Martinez and her lieutenant governor, another Latino Republican, have condemned Trump’s comments, which she called “horrible things to say about anyone or any culture.”
When Trump announced his presidential candidacy in June, he said: “When Mexico sends its people, they’re not sending their best. … They’re bringing drugs. They’re bringing crime. They’re rapists. And some, I assume, are good people.”
About two weeks later, Trump said he had been targeting the Mexican government, not its “fabulous people.”
In an interview, Lt. Gov. John Sanchez said Trump’s rhetoric was “inaccurate and really divisive,” but acknowledged that the comments might resonate with some Latinos.
“I don’t think Hispanics respond in a monolithic way,” Sanchez said, noting that some Latino immigrants who gained citizenship legally “feel it is unfair that illegals would come here and cut the line.”
That diversity of views and limited polling make it hard to know whether Trump’s comments have seriously damaged the GOP’s standing among Latinos.
For some, the remarks sparked fear of a growing anti-immigrant movement. In recent years, polls have shown that almost 3 out of 4 Latino voters believe an anti-Latino and anti-immigrant environment exists in the U.S. today.
Albuquerque resident Teresa Guevara brushed off Trump’s withering comments at first. A U.S. citizen who was born in Mexico, Guevara said many of her friends responded by making fun of Trump on Facebook.
But her concern grew when she saw Trump’s rise in the polls and the large crowds he was drawing to rallies, including one this month with Sheriff Joe Arpaio of Arizona, whom many Latinos see as anti-immigrant.
“It’s scary, not just what he says, but in terms of people supporting that,” said Guevara, who works for a nonprofit organization and who will vote in her first presidential election next year.
But whether reactions like that affect the GOP as a whole remains unknown.
In the Univision survey that found large numbers taking offense at Trump’s words, only 14 percent of Latino voters said his comments represented the views of the Republican Party, and 61 percent saying his comments represented only his own views.
Gabriel Sanchez, a political scientist at the University of New Mexico, noted that the Republican brand had already been badly damaged among Latinos, especially those who favor a path to citizenship for the estimated 11 million people in the country illegally. In recent years, congressional Republicans have refused to take up an immigration overhaul bill favored by Democrats, saying increased border security must come first.

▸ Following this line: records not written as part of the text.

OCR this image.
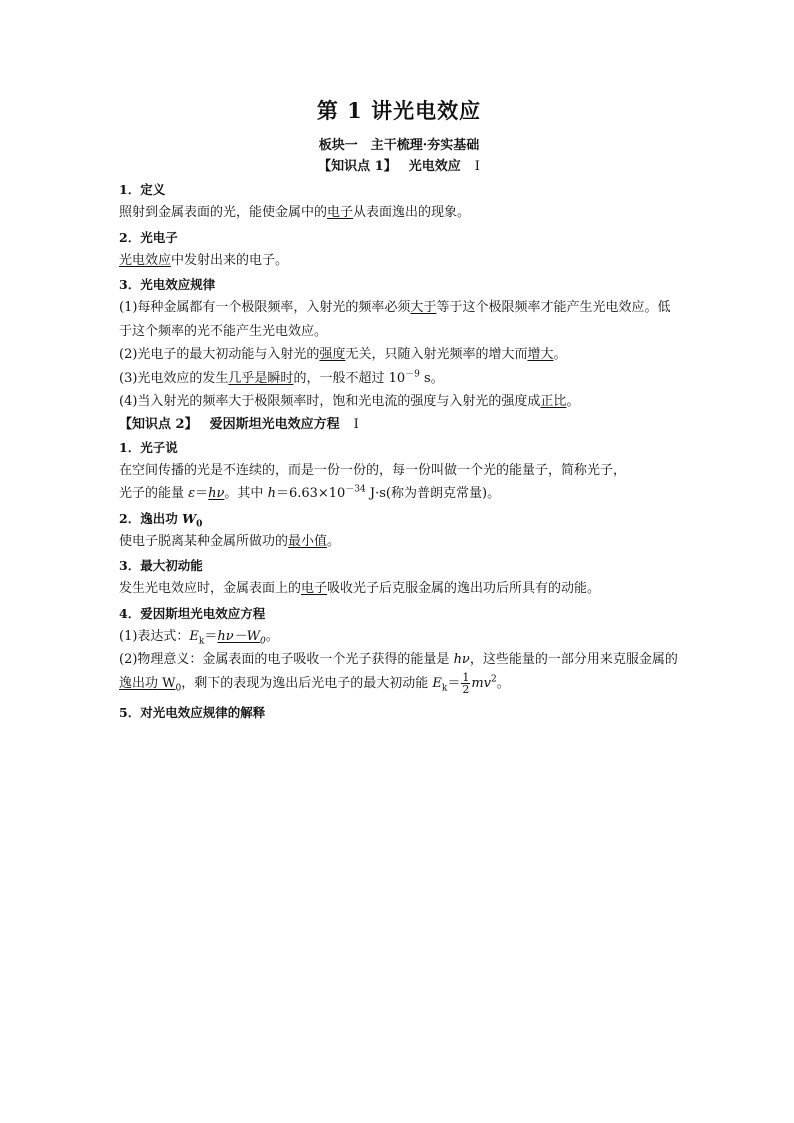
第 1 讲光电效应
板块一　主干梳理·夯实基础
【知识点 1】 光电效应 Ⅰ
1．定义

照射到金属表面的光，能使金属中的电子从表面逸出的现象。

2．光电子

光电效应中发射出来的电子。

3．光电效应规律

(1)每种金属都有一个极限频率，入射光的频率必须大于等于这个极限频率才能产生光电效应。低于这个频率的光不能产生光电效应。

(2)光电子的最大初动能与入射光的强度无关，只随入射光频率的增大而增大。

(3)光电效应的发生几乎是瞬时的，一般不超过 $10^{-9}$ s。

(4)当入射光的频率大于极限频率时，饱和光电流的强度与入射光的强度成正比。

【知识点 2】 爱因斯坦光电效应方程 Ⅰ
1．光子说

在空间传播的光是不连续的，而是一份一份的，每一份叫做一个光的能量子，简称光子，
光子的能量 ε＝hν。其中 $h=6.63\times 10^{-34}$ J·s(称为普朗克常量)。

2．逸出功 $W_0$

使电子脱离某种金属所做功的最小值。

3．最大初动能

发生光电效应时，金属表面上的电子吸收光子后克服金属的逸出功后所具有的动能。

4．爱因斯坦光电效应方程

(1)表达式：$E_k=h\nu-W_0$。

(2)物理意义：金属表面的电子吸收一个光子获得的能量是 hν，这些能量的一部分用来克服金属的逸出功 $W_0$，剩下的表现为逸出后光电子的最大初动能 $E_k= \frac{1}{2} mv^2$。

5．对光电效应规律的解释
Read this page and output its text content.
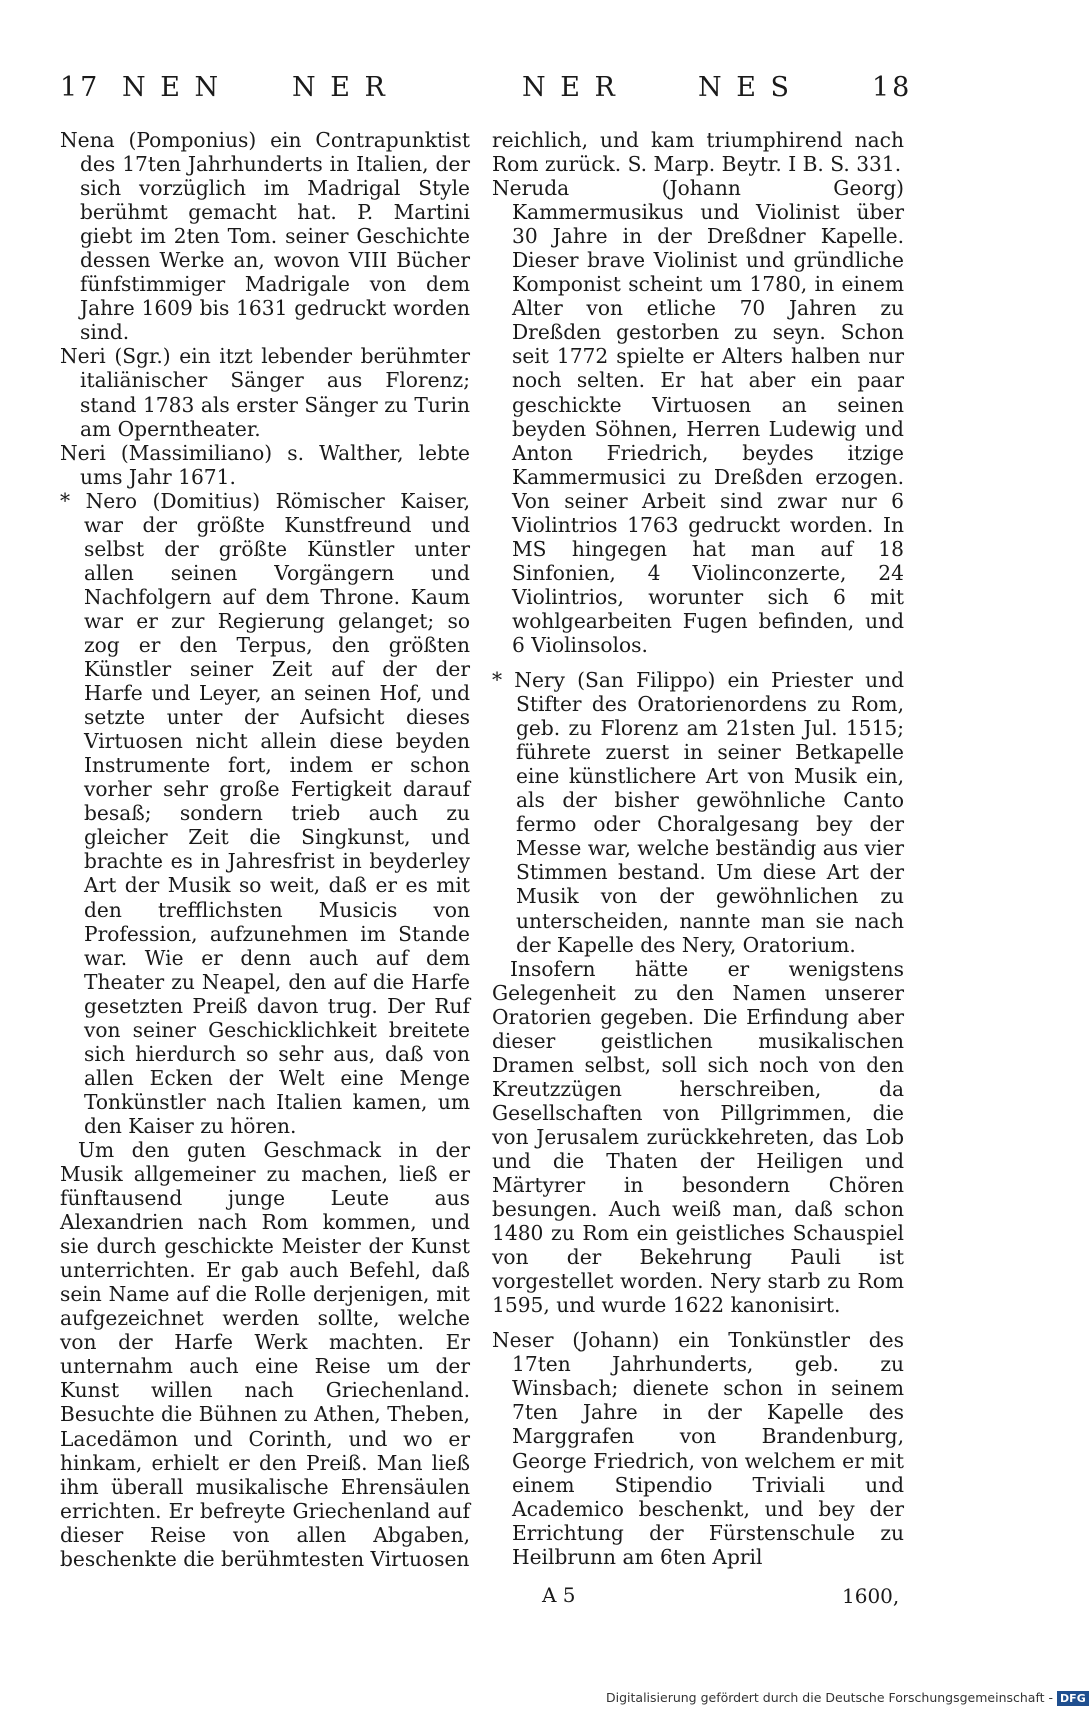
17 N E N	N E R	N E R	N E S	18

Nena (Pomponius) ein Contrapunktist des 17ten Jahrhunderts in Italien, der sich vorzüglich im Madrigal Style berühmt gemacht hat. P. Martini giebt im 2ten Tom. seiner Geschichte dessen Werke an, wovon VIII Bücher fünfstimmiger Madrigale von dem Jahre 1609 bis 1631 gedruckt worden sind.

Neri (Sgr.) ein itzt lebender berühmter italiänischer Sänger aus Florenz; stand 1783 als erster Sänger zu Turin am Operntheater.

Neri (Massimiliano) s. Walther, lebte ums Jahr 1671.

* Nero (Domitius) Römischer Kaiser, war der größte Kunstfreund und selbst der größte Künstler unter allen seinen Vorgängern und Nachfolgern auf dem Throne. Kaum war er zur Regierung gelanget; so zog er den Terpus, den größten Künstler seiner Zeit auf der der Harfe und Leyer, an seinen Hof, und setzte unter der Aufsicht dieses Virtuosen nicht allein diese beyden Instrumente fort, indem er schon vorher sehr große Fertigkeit darauf besaß; sondern trieb auch zu gleicher Zeit die Singkunst, und brachte es in Jahresfrist in beyderley Art der Musik so weit, daß er es mit den trefflichsten Musicis von Profession, aufzunehmen im Stande war. Wie er denn auch auf dem Theater zu Neapel, den auf die Harfe gesetzten Preiß davon trug. Der Ruf von seiner Geschicklichkeit breitete sich hierdurch so sehr aus, daß von allen Ecken der Welt eine Menge Tonkünstler nach Italien kamen, um den Kaiser zu hören.

Um den guten Geschmack in der Musik allgemeiner zu machen, ließ er fünftausend junge Leute aus Alexandrien nach Rom kommen, und sie durch geschickte Meister der Kunst unterrichten. Er gab auch Befehl, daß sein Name auf die Rolle derjenigen, mit aufgezeichnet werden sollte, welche von der Harfe Werk machten. Er unternahm auch eine Reise um der Kunst willen nach Griechenland. Besuchte die Bühnen zu Athen, Theben, Lacedämon und Corinth, und wo er hinkam, erhielt er den Preiß. Man ließ ihm überall musikalische Ehrensäulen errichten. Er befreyte Griechenland auf dieser Reise von allen Abgaben, beschenkte die berühmtesten Virtuosen

reichlich, und kam triumphirend nach Rom zurück. S. Marp. Beytr. I B. S. 331.

Neruda (Johann Georg) Kammermusikus und Violinist über 30 Jahre in der Dreßdner Kapelle. Dieser brave Violinist und gründliche Komponist scheint um 1780, in einem Alter von etliche 70 Jahren zu Dreßden gestorben zu seyn. Schon seit 1772 spielte er Alters halben nur noch selten. Er hat aber ein paar geschickte Virtuosen an seinen beyden Söhnen, Herren Ludewig und Anton Friedrich, beydes itzige Kammermusici zu Dreßden erzogen. Von seiner Arbeit sind zwar nur 6 Violintrios 1763 gedruckt worden. In MS hingegen hat man auf 18 Sinfonien, 4 Violinconzerte, 24 Violintrios, worunter sich 6 mit wohlgearbeiten Fugen befinden, und 6 Violinsolos.

* Nery (San Filippo) ein Priester und Stifter des Oratorienordens zu Rom, geb. zu Florenz am 21sten Jul. 1515; führete zuerst in seiner Betkapelle eine künstlichere Art von Musik ein, als der bisher gewöhnliche Canto fermo oder Choralgesang bey der Messe war, welche beständig aus vier Stimmen bestand. Um diese Art der Musik von der gewöhnlichen zu unterscheiden, nannte man sie nach der Kapelle des Nery, Oratorium.

Insofern hätte er wenigstens Gelegenheit zu den Namen unserer Oratorien gegeben. Die Erfindung aber dieser geistlichen musikalischen Dramen selbst, soll sich noch von den Kreutzzügen herschreiben, da Gesellschaften von Pillgrimmen, die von Jerusalem zurückkehreten, das Lob und die Thaten der Heiligen und Märtyrer in besondern Chören besungen. Auch weiß man, daß schon 1480 zu Rom ein geistliches Schauspiel von der Bekehrung Pauli ist vorgestellet worden. Nery starb zu Rom 1595, und wurde 1622 kanonisirt.

Neser (Johann) ein Tonkünstler des 17ten Jahrhunderts, geb. zu Winsbach; dienete schon in seinem 7ten Jahre in der Kapelle des Marggrafen von Brandenburg, George Friedrich, von welchem er mit einem Stipendio Triviali und Academico beschenkt, und bey der Errichtung der Fürstenschule zu Heilbrunn am 6ten April

A 5	1600,
Digitalisierung gefördert durch die Deutsche Forschungsgemeinschaft - DFG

“We’re at the basement in terms of the party brand among Latinos,” Sanchez said. “There isn’t much lower to go.”
Republicans will probably need a large percentage of the Latino vote if they hope to win the White House. In 2012, Republican nominee Mitt Romney won nearly 6 in 10 white voters but lost the election because African Americans, Latinos, Asians and other racial minorities overwhelmingly voted for President Barack Obama. Romney drew roughly 27 percent of the Latino vote, according to exit polls. With the country steadily growing less white, most Republican strategists believe their party needs to significantly improve on Romney’s showing among Latinos to have a shot at the presidency.
New Mexico Attorney General Hector Balderas, a Democrat, said he didn’t think the controversy around Trump was a death knell for Republicans. “I think Latinos will evaluate each individual candidate on their merits and how they treat us,” said Balderas, the son of a Mexican immigrant. “I think the Latino community will be fair.”